Plot: Frodo Baggins (Wood), a Hobbit of Middle-Earth, is visited by Gandalf (McKellen), a powerful wizard. Gandalf tells Frodo he must protect the One Ring: a ring of evil, searched for by the Dark Lord, an evil creature long thought dead. Frodo, with the help of his friend Sam (Astin), must throw the ring into the fires at Mt. Doom, the center of the evil territory...at any cost.
Reviewed641 words (Est. Reading Time 3m 12s)
- ...this bloated first film is brought down tremendously by Wood's and Astin's horrendous performances.
A long-awaited film, The Lord of the Rings: The Fellowship of the Ring has been so hyped it’s been almost impossible to get away from. With a large cast of well-known actors, and the huge amount of anticipation related to this film, there doesn’t seem to be anything that could go wrong.
Despite it’s impressive box office (310 million plus), the amazing special effects, and the good cast of characters, the whole film series (The Lord of the Rings: The Two Towers (2002) is coming to theaters in December 2002, and The Lord Of The Rings: The Return Of The King (2003) is coming in 2003) relies on the performance of Frodo Baggins, and Elijah Wood just cannot keep up his part of the bargain.
The characters, with the exception of Frodo and Sam, are extremely well-acted. You can see everyone from Gandalf to Aragorn becoming their character. Since all 3 movies were made together, their performances can only get better.
Frodo, on the other hand, is poorly acted by Wood. I’ve never been impressed with his acting abilities, and he continues to unimpress me. His dialogue looks forced and his face is mostly in just a state of shock.
Sam is less well-acted than ill-used. Astin (what was the last movie he was in – Rudy?) seems to have taken his character and turned him into a dumb puppy dog. He doesn’t have a mind of his own, but will just follow Frodo blindly, even to the point of nearly drowning to get on a boat with him. I kept expecting Sam to start panting, with his tongue sticking out, just like a dog out of breath.
The plot is well-done, and the movie seems to fit scene to scene very well. The Fellowship of the Ring is definitely made by admirers of J.R.R. Tolkien, and they want to show the movie they pictured while reading the novels. You can tell by watching Fellowship the genuine love that the filmmakers have with the story.
The special effects are astounding. From the entire race of orcs to a hell demon, the cast of special effects-created characters are extremely well done and realistically fantastical. The cave troll in this film, for example, is much more well done than the oafish troll of Harry Potter and the Sorcerer’s Stone (2001), and much more detailed. Even the small effects, such as the writing on the ring, and Frodo’s glowing sword, are also very well done.
I believe this to be another of those movies, as Harry Potter and the Sorcerer’s Stone (2001) and Spider-Man (2002) are, that have generated impressive box office numbers based on the special effects first and foremost. This one does not rely as heavily on the special effects to carry the movie, however, which makes it a tad bit better than those other two.
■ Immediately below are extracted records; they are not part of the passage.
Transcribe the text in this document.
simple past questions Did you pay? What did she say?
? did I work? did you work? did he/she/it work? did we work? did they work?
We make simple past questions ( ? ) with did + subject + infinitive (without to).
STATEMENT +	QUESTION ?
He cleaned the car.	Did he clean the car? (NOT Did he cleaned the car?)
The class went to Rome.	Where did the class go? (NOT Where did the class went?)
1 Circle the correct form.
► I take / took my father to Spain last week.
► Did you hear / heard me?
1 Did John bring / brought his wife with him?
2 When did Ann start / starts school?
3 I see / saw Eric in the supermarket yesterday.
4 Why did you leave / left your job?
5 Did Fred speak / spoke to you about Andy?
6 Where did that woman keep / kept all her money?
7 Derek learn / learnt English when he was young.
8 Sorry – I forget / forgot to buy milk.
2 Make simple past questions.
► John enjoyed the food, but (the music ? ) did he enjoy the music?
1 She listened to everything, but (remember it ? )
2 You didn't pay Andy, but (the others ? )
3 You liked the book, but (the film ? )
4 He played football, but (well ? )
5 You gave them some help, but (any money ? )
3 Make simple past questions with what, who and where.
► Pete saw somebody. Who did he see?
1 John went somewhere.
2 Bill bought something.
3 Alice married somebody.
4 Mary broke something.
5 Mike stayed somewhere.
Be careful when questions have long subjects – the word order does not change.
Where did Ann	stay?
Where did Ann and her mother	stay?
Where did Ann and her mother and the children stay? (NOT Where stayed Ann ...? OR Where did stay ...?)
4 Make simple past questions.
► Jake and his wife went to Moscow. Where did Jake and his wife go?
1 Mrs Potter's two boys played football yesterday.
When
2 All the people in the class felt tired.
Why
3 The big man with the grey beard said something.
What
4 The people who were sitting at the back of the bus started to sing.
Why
With a large cast doing some impressive acting, it’s only natural that one or two characters would fall short. It’s just unfortunate for this film that two of the main characters, Frodo and Sam, fall so short of the high mark set by the rest of the cast. It brings down what otherwise would have been an astounding epic motion picture event to just another movie.
The Lord of The Rings: The Fellowship of the Ring is a definite rental or a possible buy, but I for one am not going to be waiting in line to be one of the first to own the special extended edition of the film. The 2-disc version will suit me just fine.
I still am awaiting the next film, The Lord of the Rings: The Two Towers (2002), moreso to see if Frodo and Sam can act on par with the rest than to see what will happen to the Ring. Here’s hoping Frodo and Sam have become more like their characters, and faced up to this (for them) difficult challenge.
If they do, The Lord of the Rings: The Two Towers (2002) will be the epic masterpiece Fellowship should have been.